Synthesis and Evaluation of Poly(hexamethylene-urethane) and PEG-Poly(hexamethylene-urethane) and Their Cholesteryl Oleyl Carbonate Composites for Human Blood Biocompatibility

• Main Authors: Jong Yuh Cherng, Cheng Chih Hsieh, Min Da Shau, Mei Fen Shih
• Format: Article
• Language: English
• Published: MDPI AG 2011-09-01
• Series: Molecules
• Subjects: polymer; cholesteryl oleyl carbonate; platelet; blood compatibility
• Online Access: http://www.mdpi.com/1420-3049/16/10/8181/

Two new urethane-based acrylates (UAA and PEG-UAA) were synthesized as polymer blocks.

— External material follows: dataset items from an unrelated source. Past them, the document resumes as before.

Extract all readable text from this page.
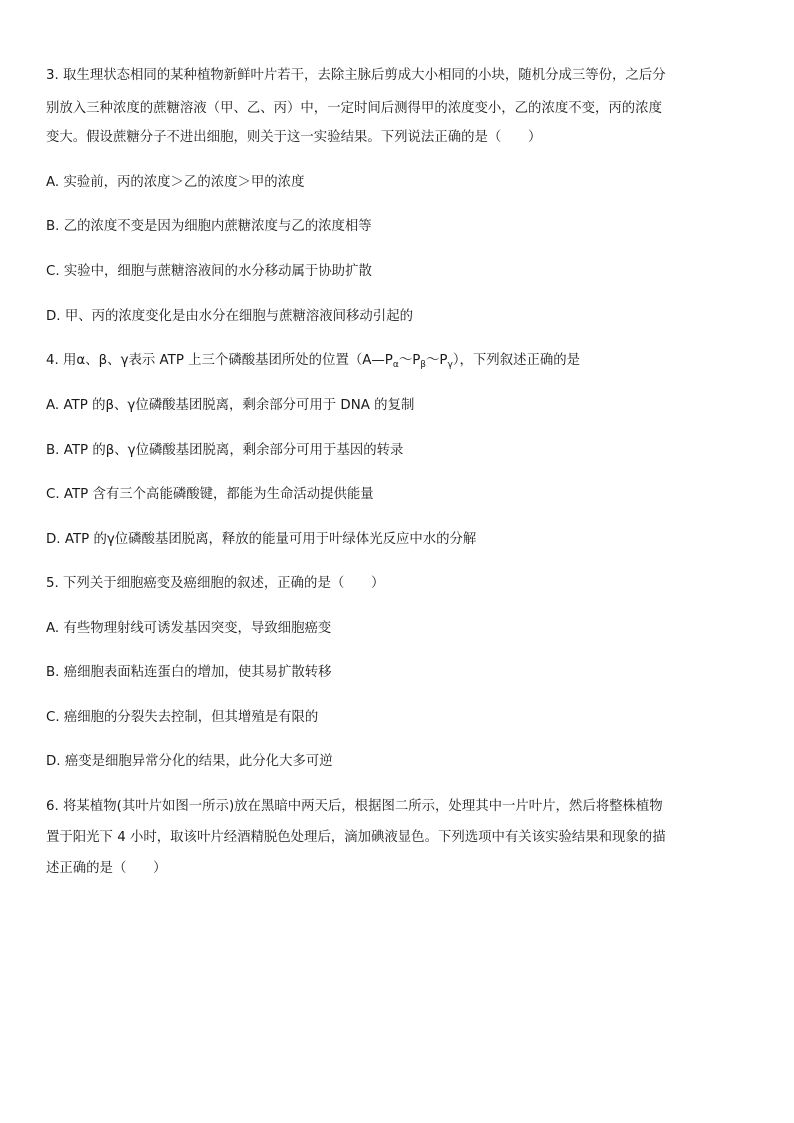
3. 取生理状态相同的某种植物新鲜叶片若干，去除主脉后剪成大小相同的小块，随机分成三等份，之后分
别放入三种浓度的蔗糖溶液（甲、乙、丙）中，一定时间后测得甲的浓度变小，乙的浓度不变，丙的浓度
变大。假设蔗糖分子不进出细胞，则关于这一实验结果。下列说法正确的是（　　）
A. 实验前，丙的浓度＞乙的浓度＞甲的浓度
B. 乙的浓度不变是因为细胞内蔗糖浓度与乙的浓度相等
C. 实验中，细胞与蔗糖溶液间的水分移动属于协助扩散
D. 甲、丙的浓度变化是由水分在细胞与蔗糖溶液间移动引起的
4. 用α、β、γ表示 ATP 上三个磷酸基团所处的位置$(A—P_\alpha\sim P_\beta\sim P_\gamma)$，下列叙述正确的是
A. ATP 的β、γ位磷酸基团脱离，剩余部分可用于 DNA 的复制
B. ATP 的β、γ位磷酸基团脱离，剩余部分可用于基因的转录
C. ATP 含有三个高能磷酸键，都能为生命活动提供能量
D. ATP 的γ位磷酸基团脱离，释放的能量可用于叶绿体光反应中水的分解
5. 下列关于细胞癌变及癌细胞的叙述，正确的是（　　）
A. 有些物理射线可诱发基因突变，导致细胞癌变
B. 癌细胞表面粘连蛋白的增加，使其易扩散转移
C. 癌细胞的分裂失去控制，但其增殖是有限的
D. 癌变是细胞异常分化的结果，此分化大多可逆
6. 将某植物(其叶片如图一所示)放在黑暗中两天后，根据图二所示，处理其中一片叶片，然后将整株植物
置于阳光下 4 小时，取该叶片经酒精脱色处理后，滴加碘液显色。下列选项中有关该实验结果和现象的描
述正确的是（　　）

The chemical composition of the two monomers was confirmed by IR and NMR. After cross-linking these blockers by radical polymerization, “hexamethylene PU” [poly(hexamethylene-urethane)] and “PEG-hexamethylene PU” [PEG-poly(hexa-methylene-urethane)] were obtained. The platelet adhesion and platelet activation of these polymers were evaluated in the presence of Platelet Rich Plasma (PRP) blood. The relative blood clotting indexes of the polymers were determined to measure their capability of reducing thrombogenicity. The hemolysis of red blood cells was also assessed to examine the haemocompatibility of the polymers. The hexamethylene PU and PEG-hexamethylene PU showed less platelet adhesion, platelet activation, blood clotting and hemolysis than a commercial PU (Tecoflex). The liquid crystal molecule, cholesteryl oleyl carbonate (COC), showed further improved biocompatibility to human blood, after COC was embedded in the PU polymers. PEG-hexamethylene PU + 10% COC demonstrated the best activity in reducing thrombogenicity and the best haemocompatibility. The inclusion of PEG segments into the PEG-UAA structure increased its hydrophilicity. The methylene bis(cyclohexyl) segments in Tecoflex PU decreased haemocompatibility. These observations are in good agreement with performed contact angle measurements. The PEG-hexamethylene PU loaded with COC might be a promising material for applications in bioengineering.